Es hora de que criemos a hombres y mujeres del mismo modo, con los mismos juguetes, obligaciones y objetivos. Cuestionémonos la heteronormatividad obligada, olvidemos el origen y la etnia, estudiemos nuestras relaciones amorosas, individuales y personales. Replanteémonos también el sistema socioeconómico y si es coherente vivir en una fuente de opresión sistemática que se aprovecha de las injusticias para que unos pocos sigan manteniendo privilegios a costa de otros. 

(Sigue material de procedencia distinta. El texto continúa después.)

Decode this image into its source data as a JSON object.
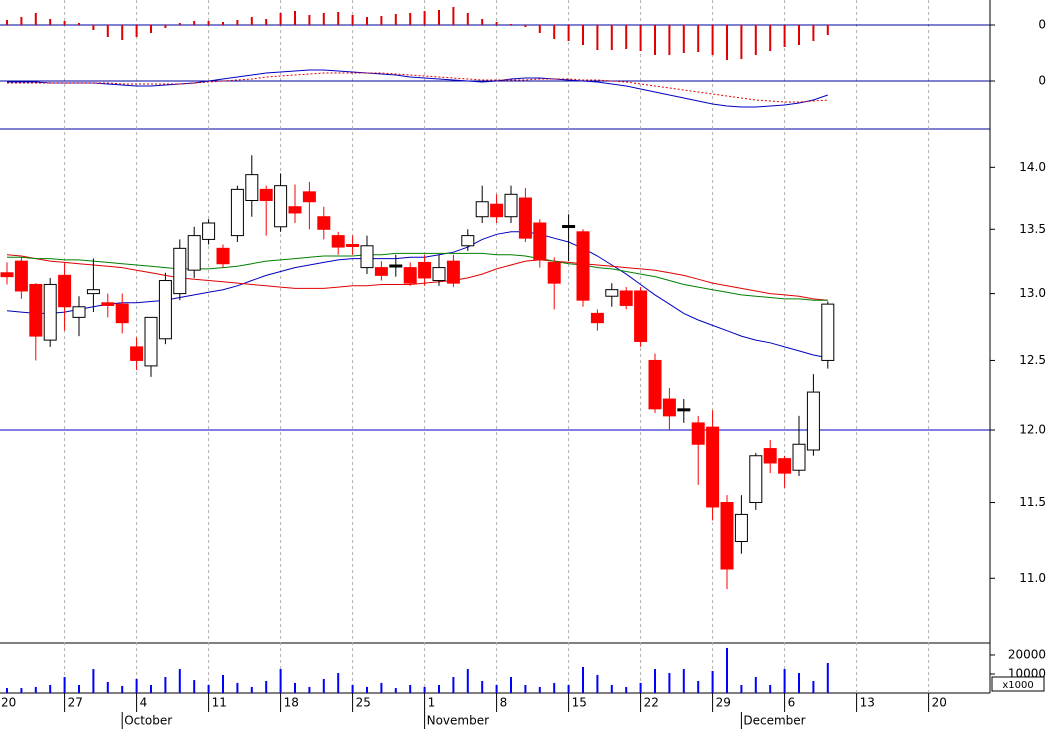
{
  "chart_data": [
    {
      "type": "bar",
      "color": "#e00000",
      "ylim": [
        -45,
        25
      ],
      "yticks": [
        0
      ],
      "grid": true,
      "grid_color": "#0000a0",
      "values": [
        null,
        5,
        8,
        12,
        6,
        4,
        2,
        -5,
        -12,
        -15,
        -12,
        -8,
        -3,
        2,
        4,
        4,
        3,
        5,
        8,
        6,
        12,
        14,
        10,
        12,
        13,
        10,
        8,
        9,
        11,
        12,
        14,
        15,
        18,
        12,
        6,
        3,
        1,
        -2,
        -8,
        -14,
        -16,
        -20,
        -25,
        -25,
        -24,
        -26,
        -30,
        -30,
        -28,
        -27,
        -30,
        -35,
        -34,
        -30,
        -26,
        -22,
        -20,
        -16,
        -10,
        null,
        null,
        null,
        null,
        null,
        null,
        null
      ]
    },
    {
      "type": "line",
      "ylim": [
        -48,
        21
      ],
      "yticks": [
        0
      ],
      "grid": true,
      "grid_color": "#0000a0",
      "series": [
        {
          "color": "#0000c0",
          "dash": false,
          "values": [
            null,
            -1,
            -1,
            -1,
            -2,
            -2,
            -2,
            -2,
            -3,
            -4,
            -5,
            -5,
            -4,
            -3,
            -2,
            0,
            2,
            4,
            6,
            8,
            9,
            10,
            11,
            11,
            10,
            9,
            8,
            7,
            6,
            4,
            3,
            2,
            1,
            0,
            -1,
            0,
            2,
            3,
            3,
            2,
            1,
            0,
            -1,
            -3,
            -5,
            -8,
            -11,
            -14,
            -17,
            -20,
            -23,
            -25,
            -26,
            -26,
            -25,
            -24,
            -22,
            -19,
            -14,
            null,
            null,
            null,
            null,
            null,
            null,
            null
          ]
        },
        {
          "color": "#e00000",
          "dash": true,
          "values": [
            null,
            -2,
            -2,
            -2,
            -2,
            -2,
            -2,
            -2,
            -2,
            -3,
            -3,
            -3,
            -3,
            -3,
            -2,
            -1,
            0,
            1,
            2,
            4,
            5,
            6,
            7,
            8,
            8,
            8,
            8,
            8,
            7,
            6,
            5,
            4,
            3,
            2,
            1,
            1,
            1,
            1,
            2,
            2,
            2,
            1,
            1,
            0,
            -1,
            -3,
            -5,
            -7,
            -9,
            -11,
            -13,
            -15,
            -17,
            -19,
            -20,
            -21,
            -21,
            -20,
            -19,
            null,
            null,
            null,
            null,
            null,
            null,
            null
          ]
        }
      ]
    },
    {
      "type": "candlestick",
      "log": true,
      "ylim": [
        10.59,
        14.31
      ],
      "yticks": [
        {
          "value": 11,
          "label": "11.0"
        },
        {
          "value": 11.5,
          "label": "11.5"
        },
        {
          "value": 12,
          "label": "12.0"
        },
        {
          "value": 12.5,
          "label": "12.5"
        },
        {
          "value": 13,
          "label": "13.0"
        },
        {
          "value": 13.5,
          "label": "13.5"
        },
        {
          "value": 14,
          "label": "14.0"
        }
      ],
      "hline": 12,
      "hline_color": "#0000c0",
      "up_color": "#ffffff",
      "down_color": "#ff0000",
      "flat_color": "#000000",
      "open": [
        null,
        13.16,
        13.25,
        13.07,
        12.65,
        13.14,
        12.82,
        13.0,
        12.93,
        12.92,
        12.6,
        12.46,
        12.66,
        13.0,
        13.18,
        13.42,
        13.35,
        13.45,
        13.73,
        13.82,
        13.52,
        13.68,
        13.8,
        13.6,
        13.45,
        13.38,
        13.2,
        13.2,
        13.22,
        13.2,
        13.24,
        13.1,
        13.25,
        13.37,
        13.6,
        13.7,
        13.6,
        13.75,
        13.55,
        13.24,
        13.53,
        13.48,
        12.85,
        12.98,
        13.02,
        13.02,
        12.5,
        12.22,
        12.15,
        12.05,
        12.02,
        11.5,
        11.24,
        11.5,
        11.87,
        11.8,
        11.72,
        11.86,
        12.5,
        null,
        null,
        null,
        null,
        null,
        null,
        null
      ],
      "high": [
        null,
        13.24,
        13.28,
        13.08,
        13.12,
        13.24,
        12.98,
        13.27,
        13.0,
        13.0,
        12.67,
        12.82,
        13.16,
        13.42,
        13.52,
        13.58,
        13.38,
        13.85,
        14.1,
        13.85,
        13.95,
        13.86,
        13.88,
        13.68,
        13.48,
        13.45,
        13.45,
        13.25,
        13.3,
        13.24,
        13.3,
        13.3,
        13.3,
        13.5,
        13.85,
        13.78,
        13.85,
        13.83,
        13.58,
        13.28,
        13.62,
        13.5,
        12.88,
        13.08,
        13.05,
        13.05,
        12.55,
        12.3,
        12.22,
        12.1,
        12.14,
        11.55,
        11.55,
        11.84,
        11.93,
        11.82,
        12.1,
        12.4,
        12.94,
        null,
        null,
        null,
        null,
        null,
        null,
        null
      ],
      "low": [
        null,
        13.07,
        12.96,
        12.5,
        12.6,
        12.72,
        12.68,
        12.86,
        12.82,
        12.7,
        12.43,
        12.38,
        12.62,
        12.95,
        13.12,
        13.38,
        13.2,
        13.4,
        13.6,
        13.45,
        13.48,
        13.55,
        13.5,
        13.42,
        13.3,
        13.3,
        13.15,
        13.1,
        13.13,
        13.06,
        13.06,
        13.06,
        13.05,
        13.33,
        13.55,
        13.55,
        13.55,
        13.4,
        13.2,
        12.88,
        13.25,
        12.9,
        12.72,
        12.9,
        12.88,
        12.6,
        12.12,
        12.0,
        12.05,
        11.62,
        11.38,
        10.93,
        11.16,
        11.45,
        11.7,
        11.6,
        11.68,
        11.82,
        12.44,
        null,
        null,
        null,
        null,
        null,
        null,
        null
      ],
      "close": [
        null,
        13.13,
        13.02,
        12.68,
        13.07,
        12.9,
        12.9,
        13.03,
        12.91,
        12.78,
        12.5,
        12.82,
        13.1,
        13.35,
        13.45,
        13.55,
        13.23,
        13.82,
        13.94,
        13.73,
        13.85,
        13.63,
        13.72,
        13.5,
        13.36,
        13.37,
        13.37,
        13.14,
        13.22,
        13.08,
        13.12,
        13.2,
        13.08,
        13.45,
        13.72,
        13.6,
        13.78,
        13.43,
        13.26,
        13.08,
        13.53,
        12.95,
        12.78,
        13.03,
        12.91,
        12.64,
        12.15,
        12.1,
        12.15,
        11.9,
        11.47,
        11.06,
        11.42,
        11.82,
        11.77,
        11.7,
        11.9,
        12.27,
        12.92,
        null,
        null,
        null,
        null,
        null,
        null,
        null
      ],
      "series": [
        {
          "color": "#0000c0",
          "values": [
            null,
            12.87,
            12.86,
            12.85,
            12.85,
            12.86,
            12.88,
            12.9,
            12.92,
            12.93,
            12.93,
            12.94,
            12.95,
            12.97,
            12.99,
            13.01,
            13.03,
            13.06,
            13.1,
            13.14,
            13.17,
            13.2,
            13.22,
            13.24,
            13.26,
            13.27,
            13.27,
            13.27,
            13.27,
            13.28,
            13.28,
            13.3,
            13.32,
            13.36,
            13.42,
            13.46,
            13.48,
            13.48,
            13.46,
            13.43,
            13.4,
            13.35,
            13.29,
            13.22,
            13.15,
            13.07,
            12.99,
            12.92,
            12.85,
            12.8,
            12.76,
            12.72,
            12.68,
            12.65,
            12.63,
            12.6,
            12.57,
            12.54,
            12.52,
            null,
            null,
            null,
            null,
            null,
            null,
            null
          ]
        },
        {
          "color": "#e00000",
          "values": [
            null,
            13.3,
            13.29,
            13.27,
            13.25,
            13.24,
            13.23,
            13.22,
            13.21,
            13.2,
            13.18,
            13.16,
            13.14,
            13.12,
            13.11,
            13.1,
            13.09,
            13.08,
            13.07,
            13.06,
            13.05,
            13.04,
            13.04,
            13.04,
            13.05,
            13.06,
            13.06,
            13.07,
            13.07,
            13.07,
            13.08,
            13.09,
            13.1,
            13.12,
            13.15,
            13.19,
            13.22,
            13.25,
            13.26,
            13.25,
            13.24,
            13.23,
            13.22,
            13.21,
            13.2,
            13.19,
            13.18,
            13.16,
            13.14,
            13.11,
            13.08,
            13.06,
            13.04,
            13.02,
            13.0,
            12.99,
            12.98,
            12.96,
            12.95,
            null,
            null,
            null,
            null,
            null,
            null,
            null
          ]
        },
        {
          "color": "#008000",
          "values": [
            null,
            13.28,
            13.28,
            13.27,
            13.27,
            13.26,
            13.26,
            13.25,
            13.24,
            13.23,
            13.22,
            13.21,
            13.2,
            13.19,
            13.19,
            13.19,
            13.2,
            13.21,
            13.23,
            13.25,
            13.26,
            13.27,
            13.28,
            13.29,
            13.29,
            13.29,
            13.3,
            13.3,
            13.31,
            13.31,
            13.31,
            13.31,
            13.31,
            13.31,
            13.31,
            13.3,
            13.3,
            13.29,
            13.27,
            13.25,
            13.23,
            13.22,
            13.2,
            13.19,
            13.17,
            13.15,
            13.13,
            13.1,
            13.07,
            13.05,
            13.03,
            13.01,
            12.99,
            12.98,
            12.97,
            12.96,
            12.96,
            12.95,
            12.95,
            null,
            null,
            null,
            null,
            null,
            null,
            null
          ]
        }
      ]
    },
    {
      "type": "bar",
      "color": "#0000ff",
      "ylim": [
        0,
        26300
      ],
      "yticks": [
        10000,
        20000
      ],
      "unit_label": "x1000",
      "grid_x": true,
      "values": [
        null,
        2600,
        2600,
        3200,
        4200,
        8400,
        4200,
        12600,
        5800,
        3700,
        7400,
        4200,
        8400,
        12600,
        6800,
        4200,
        9500,
        5300,
        3200,
        6300,
        12600,
        5300,
        3200,
        7400,
        10500,
        4200,
        3200,
        5300,
        2600,
        4200,
        3200,
        4200,
        8400,
        12600,
        6300,
        4200,
        8400,
        4200,
        3200,
        5300,
        4200,
        13700,
        9500,
        4200,
        3200,
        5300,
        12600,
        10500,
        12600,
        6300,
        11600,
        23700,
        4200,
        8400,
        4200,
        12600,
        10500,
        6300,
        15800,
        null,
        null,
        null,
        null,
        null,
        null,
        null
      ],
      "categories": [
        "20",
        null,
        null,
        null,
        null,
        "27",
        null,
        null,
        null,
        null,
        "4",
        null,
        null,
        null,
        null,
        "11",
        null,
        null,
        null,
        null,
        "18",
        null,
        null,
        null,
        null,
        "25",
        null,
        null,
        null,
        null,
        "1",
        null,
        null,
        null,
        null,
        "8",
        null,
        null,
        null,
        null,
        "15",
        null,
        null,
        null,
        null,
        "22",
        null,
        null,
        null,
        null,
        "29",
        null,
        null,
        null,
        null,
        "6",
        null,
        null,
        null,
        null,
        "13",
        null,
        null,
        null,
        null,
        "20"
      ],
      "month_categories": [
        null,
        null,
        null,
        null,
        null,
        null,
        null,
        null,
        null,
        "October",
        null,
        null,
        null,
        null,
        null,
        null,
        null,
        null,
        null,
        null,
        null,
        null,
        null,
        null,
        null,
        null,
        null,
        null,
        null,
        null,
        "November",
        null,
        null,
        null,
        null,
        null,
        null,
        null,
        null,
        null,
        null,
        null,
        null,
        null,
        null,
        null,
        null,
        null,
        null,
        null,
        null,
        null,
        "December",
        null,
        null,
        null,
        null,
        null,
        null,
        null,
        null,
        null,
        null,
        null,
        null,
        null
      ]
    }
  ]
}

Por último, es importante que los mismos movimientos sociales sean más inclusivos con las disidencias y no caigan en el peligroso binarismo. El feminismo no se puede fundar bajo una misma identidad porque hay miles de mujeres singulares con dificultades peculiares. No nos antepongamos a otros y no nos dividamos; la lucha es la misma. Todas queremos ser iguales, libres y felices sin importar el sexo, la etnia o la procedencia. 

En definitiva, el binarismo instrumentaliza a los cuerpos y desvirtúa a las personas. La sociedad se aprovecha de la injusta supremacía binaria y la clave de la liberación recae en la eliminación de la norma, dado que todos los seres humanos somos diferentes y estas diferencias no tienen que ser una fuente de desigualdades sino un aprendizaje común. Consecuentemente, tenemos que cambiar el sistema educativo, político y económico si queremos llegar a la plena igualdad. Debemos reconstruirnos a nosotros mismos porque un mundo binario no es justo, ni coherente, ni humano. 


Lara Dias Santos

Estudiante de filosofía, política y economía en Barcelona, escritora y activista.